Visit our on-demand library to view VB Transform 2023 sessions. Sign up here
Meta continues to advance its research into new forms of generative AI models, today revealing its latest effort known as CM3leon (pronounced as “chameleon”).
CM3leon is a multi-modal base template for text-to-image creation, as well as image-to-text creation, which is useful for automatically generating captions for images.
AI-generated images are obviously not a new concept at this point, with popular tools like Stable Diffusion, DALL-E and Midjourney being widely available.
What’s new are the techniques Meta uses to build CM3leon and the performance Meta claims the base model is capable of achieving.
Event
VB Transform 2023 on demand
Did you miss a session of VB Transform 2023? Sign up to access the on-demand library for all of our featured sessions.
Register now
Text-to-image generation technologies today rely heavily on the use of diffusion models (from which Stable Diffusion takes its name) to create an image. CM3leon uses something different: a token-based autoregressive model.
“Diffusion models have recently dominated image generation work due to their high performance and relatively low computational cost,” wrote Meta research in a research paper titled Scaling Autoregressive Multi-Modal Models: Pretraining and Tuning instructions. “In contrast, token-based autoregressive models are known to also produce good results, with even better overall picture consistency in particular, but are much more expensive to train and use for inference.”
What the Meta researchers were able to do with CM3leon is actually demonstrate how the token-based autoregressive model can, in fact, be more efficient than a diffusion model-based approach.
“CM3leon achieves state-of-the-art performance for text-to-image generation, despite being trained with five times less computation than previous transformer-based methods,” researcher Meta wrote in a blog post.
The basic scheme of how CM3leon works is somewhat similar to how existing text generation models work.
The meta-researchers started with a pre-training stage augmented by recovery. Rather than simply scraping publicly available images from the Internet, which is a method that has caused legal issues for broadcast-based models, Meta took a different route.
“The ethical implications of sourcing image data in the field of text-to-image generation have been the subject of considerable debate,” states the Meta research paper. “In this study, we only use images licensed from Shutterstock. As a result, we can avoid problems with image ownership and attribution, without sacrificing performance.”
After pre-training, the CM3leon model goes through a supervised fine-tuning (SFT) stage which, according to Meta researchers, produces highly optimized results, both in terms of resource usage and image quality. SFT is an approach used by OpenAI to help train ChatGPT. Meta notes in his research paper that SFT is used to train the model to understand complex prompts, which is useful for generative tasks.
“We found that statement tuning notably amplifies the performance of the multimodal model in various tasks such as image caption generation, visual question answering, text-based editing, and conditional image generation” , indicates the document.
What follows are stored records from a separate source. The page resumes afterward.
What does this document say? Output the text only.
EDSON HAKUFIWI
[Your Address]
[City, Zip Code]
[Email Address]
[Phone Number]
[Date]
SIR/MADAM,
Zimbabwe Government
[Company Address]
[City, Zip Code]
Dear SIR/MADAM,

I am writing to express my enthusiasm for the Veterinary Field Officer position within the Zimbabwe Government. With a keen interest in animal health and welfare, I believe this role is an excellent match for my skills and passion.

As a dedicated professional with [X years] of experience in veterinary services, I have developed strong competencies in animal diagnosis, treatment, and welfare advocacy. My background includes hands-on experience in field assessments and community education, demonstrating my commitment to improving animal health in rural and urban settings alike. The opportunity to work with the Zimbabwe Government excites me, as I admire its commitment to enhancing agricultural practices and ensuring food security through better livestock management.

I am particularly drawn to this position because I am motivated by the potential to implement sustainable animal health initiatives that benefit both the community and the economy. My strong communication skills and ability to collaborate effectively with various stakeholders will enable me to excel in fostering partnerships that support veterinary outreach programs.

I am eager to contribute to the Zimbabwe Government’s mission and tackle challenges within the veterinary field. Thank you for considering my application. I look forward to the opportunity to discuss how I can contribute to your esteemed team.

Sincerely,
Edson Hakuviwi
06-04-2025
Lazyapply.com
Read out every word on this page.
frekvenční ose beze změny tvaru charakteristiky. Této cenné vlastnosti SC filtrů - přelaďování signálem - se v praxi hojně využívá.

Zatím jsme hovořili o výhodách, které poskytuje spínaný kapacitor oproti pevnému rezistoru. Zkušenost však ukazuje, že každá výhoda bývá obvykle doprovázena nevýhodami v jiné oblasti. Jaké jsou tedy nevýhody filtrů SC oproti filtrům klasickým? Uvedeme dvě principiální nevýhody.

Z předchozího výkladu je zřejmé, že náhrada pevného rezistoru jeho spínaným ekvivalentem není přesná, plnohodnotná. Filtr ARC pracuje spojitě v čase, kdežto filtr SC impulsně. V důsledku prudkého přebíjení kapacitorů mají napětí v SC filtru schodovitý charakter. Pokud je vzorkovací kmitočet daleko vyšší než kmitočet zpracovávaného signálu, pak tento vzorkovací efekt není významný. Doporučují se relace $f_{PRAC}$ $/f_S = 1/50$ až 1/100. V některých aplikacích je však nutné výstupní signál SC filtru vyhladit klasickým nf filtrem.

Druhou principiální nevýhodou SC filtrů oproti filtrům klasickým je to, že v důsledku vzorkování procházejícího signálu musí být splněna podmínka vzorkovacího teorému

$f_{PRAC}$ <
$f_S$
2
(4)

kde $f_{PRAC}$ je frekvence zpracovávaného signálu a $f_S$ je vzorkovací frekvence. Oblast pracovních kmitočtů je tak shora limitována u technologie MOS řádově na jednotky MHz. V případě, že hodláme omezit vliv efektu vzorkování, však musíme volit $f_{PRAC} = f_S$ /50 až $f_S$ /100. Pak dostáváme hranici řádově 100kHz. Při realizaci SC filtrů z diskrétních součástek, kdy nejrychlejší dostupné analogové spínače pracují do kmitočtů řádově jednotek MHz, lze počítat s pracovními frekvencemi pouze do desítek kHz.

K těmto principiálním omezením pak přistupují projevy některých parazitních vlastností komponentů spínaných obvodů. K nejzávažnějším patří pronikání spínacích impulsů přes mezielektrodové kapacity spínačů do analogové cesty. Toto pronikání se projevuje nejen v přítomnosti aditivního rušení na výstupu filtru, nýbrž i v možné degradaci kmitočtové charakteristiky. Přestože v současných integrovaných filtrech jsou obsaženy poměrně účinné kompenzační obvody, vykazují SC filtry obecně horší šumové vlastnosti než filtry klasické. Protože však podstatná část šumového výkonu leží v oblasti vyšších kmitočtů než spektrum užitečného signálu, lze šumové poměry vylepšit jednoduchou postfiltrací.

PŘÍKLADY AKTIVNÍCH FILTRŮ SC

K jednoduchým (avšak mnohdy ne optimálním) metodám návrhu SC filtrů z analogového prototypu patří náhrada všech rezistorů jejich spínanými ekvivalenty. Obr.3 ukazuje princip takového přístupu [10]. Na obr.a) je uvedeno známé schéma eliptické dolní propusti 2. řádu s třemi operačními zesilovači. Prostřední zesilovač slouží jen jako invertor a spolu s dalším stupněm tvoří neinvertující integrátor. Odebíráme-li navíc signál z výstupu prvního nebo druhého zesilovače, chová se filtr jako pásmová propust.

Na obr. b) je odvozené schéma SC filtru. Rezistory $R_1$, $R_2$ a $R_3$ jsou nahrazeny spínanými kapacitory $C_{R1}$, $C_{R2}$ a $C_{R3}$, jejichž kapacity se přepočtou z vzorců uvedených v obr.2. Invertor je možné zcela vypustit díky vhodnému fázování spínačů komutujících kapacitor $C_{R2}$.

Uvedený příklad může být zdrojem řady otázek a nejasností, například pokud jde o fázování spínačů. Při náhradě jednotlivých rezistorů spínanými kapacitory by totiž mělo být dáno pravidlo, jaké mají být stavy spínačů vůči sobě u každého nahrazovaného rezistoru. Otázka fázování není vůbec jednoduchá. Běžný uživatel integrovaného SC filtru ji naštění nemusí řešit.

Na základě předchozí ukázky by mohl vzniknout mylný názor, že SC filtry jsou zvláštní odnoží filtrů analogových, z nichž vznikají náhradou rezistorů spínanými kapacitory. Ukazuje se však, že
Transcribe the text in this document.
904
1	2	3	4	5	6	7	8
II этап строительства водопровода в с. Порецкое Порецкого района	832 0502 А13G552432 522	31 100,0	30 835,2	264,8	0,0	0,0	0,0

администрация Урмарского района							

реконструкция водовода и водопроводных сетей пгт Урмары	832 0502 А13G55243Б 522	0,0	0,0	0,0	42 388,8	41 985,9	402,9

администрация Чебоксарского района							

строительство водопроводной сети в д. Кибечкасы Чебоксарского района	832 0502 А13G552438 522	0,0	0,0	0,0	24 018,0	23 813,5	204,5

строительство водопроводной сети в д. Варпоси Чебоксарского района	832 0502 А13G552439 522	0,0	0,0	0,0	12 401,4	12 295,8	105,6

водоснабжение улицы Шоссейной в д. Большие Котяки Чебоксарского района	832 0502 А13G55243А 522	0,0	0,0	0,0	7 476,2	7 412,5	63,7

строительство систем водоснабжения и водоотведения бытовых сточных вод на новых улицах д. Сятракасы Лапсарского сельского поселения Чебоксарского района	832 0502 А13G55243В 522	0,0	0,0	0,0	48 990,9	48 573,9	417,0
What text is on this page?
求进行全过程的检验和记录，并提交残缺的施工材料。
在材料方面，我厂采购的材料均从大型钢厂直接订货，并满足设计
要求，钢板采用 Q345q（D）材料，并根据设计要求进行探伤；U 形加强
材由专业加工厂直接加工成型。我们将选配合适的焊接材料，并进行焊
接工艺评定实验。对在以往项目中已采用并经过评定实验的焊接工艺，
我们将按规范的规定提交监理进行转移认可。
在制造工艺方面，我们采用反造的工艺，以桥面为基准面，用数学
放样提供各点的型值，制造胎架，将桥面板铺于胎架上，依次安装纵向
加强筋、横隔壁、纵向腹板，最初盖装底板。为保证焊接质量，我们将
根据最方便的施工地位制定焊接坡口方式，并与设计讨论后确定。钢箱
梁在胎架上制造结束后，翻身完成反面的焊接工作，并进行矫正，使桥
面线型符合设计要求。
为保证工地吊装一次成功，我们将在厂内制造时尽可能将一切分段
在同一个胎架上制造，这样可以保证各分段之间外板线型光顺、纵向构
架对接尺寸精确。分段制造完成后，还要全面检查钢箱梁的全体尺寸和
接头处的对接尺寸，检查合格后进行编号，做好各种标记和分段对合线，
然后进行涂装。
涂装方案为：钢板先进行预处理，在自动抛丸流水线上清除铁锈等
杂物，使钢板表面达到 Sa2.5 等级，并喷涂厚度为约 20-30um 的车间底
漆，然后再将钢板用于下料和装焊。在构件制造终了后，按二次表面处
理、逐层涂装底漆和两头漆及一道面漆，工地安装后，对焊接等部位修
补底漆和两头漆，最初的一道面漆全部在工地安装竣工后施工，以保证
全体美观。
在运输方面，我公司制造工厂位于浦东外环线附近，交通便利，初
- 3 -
Looking at the sample generated images that Meta shared in his CM3leon blog post, the results are impressive and clearly show the model’s ability to understand complex multi-step prompts, thus generating very high resolution images.

Currently, CM3leon is a research effort and it is unclear when or even if Meta will make this technology publicly available in a service on any of its platforms. Given its power and higher generation efficiency, it’s highly likely that CMleon and its approach to generative AI will go beyond research (eventually).
VentureBeat’s mission is to be a digital public square for technical decision makers to learn about transformative enterprise technology and conduct transactions. Discover our Briefings.